Netflix’s ‘Blonde’ is a fictionalized version of the life of Marilyn Monroe. The film explores her relationships, with almost all of them ending in pain and heartbreak. After a turbulent and abusive marriage with the Ex-Athlete, Marilyn focuses on establishing herself as a more serious actress, and this crosses her paths with that of The Playwright, Arthur Miller. Soon, they get married and for a while, it looks like Marilyn has found the right match for herself. But then, things start to go downhill and their marriage dissolves so abruptly that we don’t even see a proper end to their story. If you are wondering what really happened between Monroe and Miller and why they got divorced, then here’s what you should know about their marriage.
Why did Marilyn Monroe Leave Arthur Miller?

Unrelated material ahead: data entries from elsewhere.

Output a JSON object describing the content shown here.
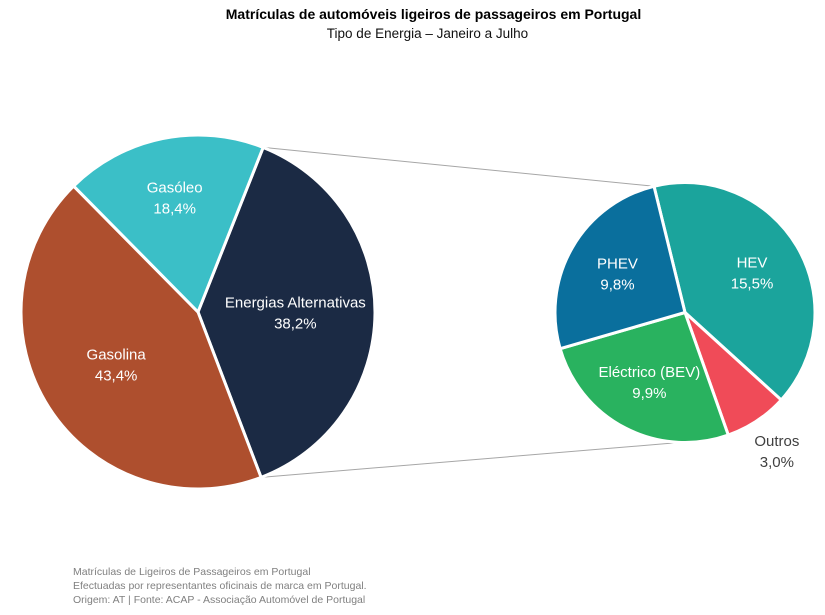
{
  "title": "Matrículas de automóveis ligeiros de passageiros em Portugal",
  "subtitle": "Tipo de Energia – Janeiro a Julho",
  "footer": {
    "line1": "Matrículas de Ligeiros de Passageiros em Portugal",
    "line2": "Efectuadas por representantes oficinais de marca em Portugal.",
    "line3": "Origem: AT | Fonte: ACAP - Associação Automóvel de Portugal"
  },
  "chart_data": {
    "type": "pie",
    "variant": "pie-of-pie",
    "title": "Matrículas de automóveis ligeiros de passageiros em Portugal",
    "subtitle": "Tipo de Energia – Janeiro a Julho",
    "legend": "none",
    "slice_border_color": "#FFFFFF",
    "label_text_color_inside": "#FFFFFF",
    "label_text_color_outside": "#404040",
    "connector_line_color": "#A6A6A6",
    "primary_pie": {
      "start_angle_deg": 21.6,
      "label_r_frac": 0.55,
      "slices": [
        {
          "label": "Energias Alternativas",
          "value_pct": 38.2,
          "display": "38,2%",
          "color": "#1B2A44"
        },
        {
          "label": "Gasolina",
          "value_pct": 43.4,
          "display": "43,4%",
          "color": "#AE4F2E"
        },
        {
          "label": "Gasóleo",
          "value_pct": 18.4,
          "display": "18,4%",
          "color": "#3BBFC7",
          "label_r_frac": 0.66
        }
      ]
    },
    "secondary_pie": {
      "parent_slice": "Energias Alternativas",
      "total_pct": 38.2,
      "start_angle_deg": -13.8,
      "label_r_frac": 0.6,
      "slices": [
        {
          "label": "HEV",
          "value_pct": 15.5,
          "display": "15,5%",
          "color": "#1BA49C"
        },
        {
          "label": "Outros",
          "value_pct": 3.0,
          "display": "3,0%",
          "color": "#F04B58",
          "label_outside": true
        },
        {
          "label": "Eléctrico (BEV)",
          "value_pct": 9.9,
          "display": "9,9%",
          "color": "#29B25F"
        },
        {
          "label": "PHEV",
          "value_pct": 9.8,
          "display": "9,8%",
          "color": "#0A6F9D"
        }
      ]
    }
  }
}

When Marilyn Monroe was first introduced to Arthur Miller in 1951, she described him as “a cool drink when you’ve had a fever.” At that time Miller was married to Mary Slattery, while Monroe was still on the rise. The two reunited again after Monroe’s divorce from Joe DeMaggio, and soon after, Miller divorced his wife as well. The two of them got married on June 29, 1956. This was Monroe’s third marriage, the one that would last longer than her previous two.
The dent in their seemingly perfect (though considered mismatched, by her fans) marriage came when Monroe found Miller’s notes in which he had written that he was disappointed in her. Reportedly, he wrote something along the lines of confessing that he was embarrassed by her and found his own creativity hindered by their marriage. This is considered to be the point from where things started to get worse until the couple finally separated. The stark difference in their lifestyles is also considered a deciding factor in the deterioration of their relationship. However, Miller’s biographer Christopher Bigsby explained that it was simply a case of misplaced expectations. “Both of them went into this marriage believing something about [the character of] the other person which turned out not to be true – but they were scarcely a unique couple in that respect,” he said.
The split between Monroe and Miller was announced on November 11, 1960. She filed for the divorce, citing “incompatibility of character”, in Juarez, Mexico. The divorce was finalized on January 20, 1961, the same day as John F. Kennedy’s inauguration. She had hoped that the media would be too distracted by the president to focus on her personal life.
Monroe died nineteen months later, and Miller decided not to attend her funeral. In an essay that he started writing on the day of the funeral, he wrote: “Instead of jetting to the funeral to get my picture taken I decided to stay home and let the public mourners finish the mockery. Not that everyone there will be false, but enough. Most of them destroyed her, ladies and gentlemen. She was destroyed by many things and some of those things are you. And some of those things are destroying you. Destroying you now. Now as you stand there weeping and gawking, glad that it is not you going into the earth, glad that it is this lovely girl who you at last killed.”
Miller, who died at the age of 89 in 2005, was described as cold-hearted by Monroe’s fans, which further flamed the theories that he hadn’t married her for love, but for her fortune. Around that time, Miller was also believed to be a Communist sympathizer, which gave rise to the theory that he married Monroe to save his own reputation, especially after his refusal to name communists to the McCarthyite House Un-American Activities Committee. However, Bigsby confirmed that Miller was “completely bowled over by her”. Revealing that Miller had shown him Monroe’s bike still kept in his garage forty years after her death, he said: “It was certainly a love affair. One of his love letters to her was an almost adolescent outpouring of love.” As for his absence from the funeral, Miller wrote: “To join what I knew would be a circus of cameras and shouts and luridness was beyond my strength. To me it was meaningless to stand for photographs at a [grave]stone.”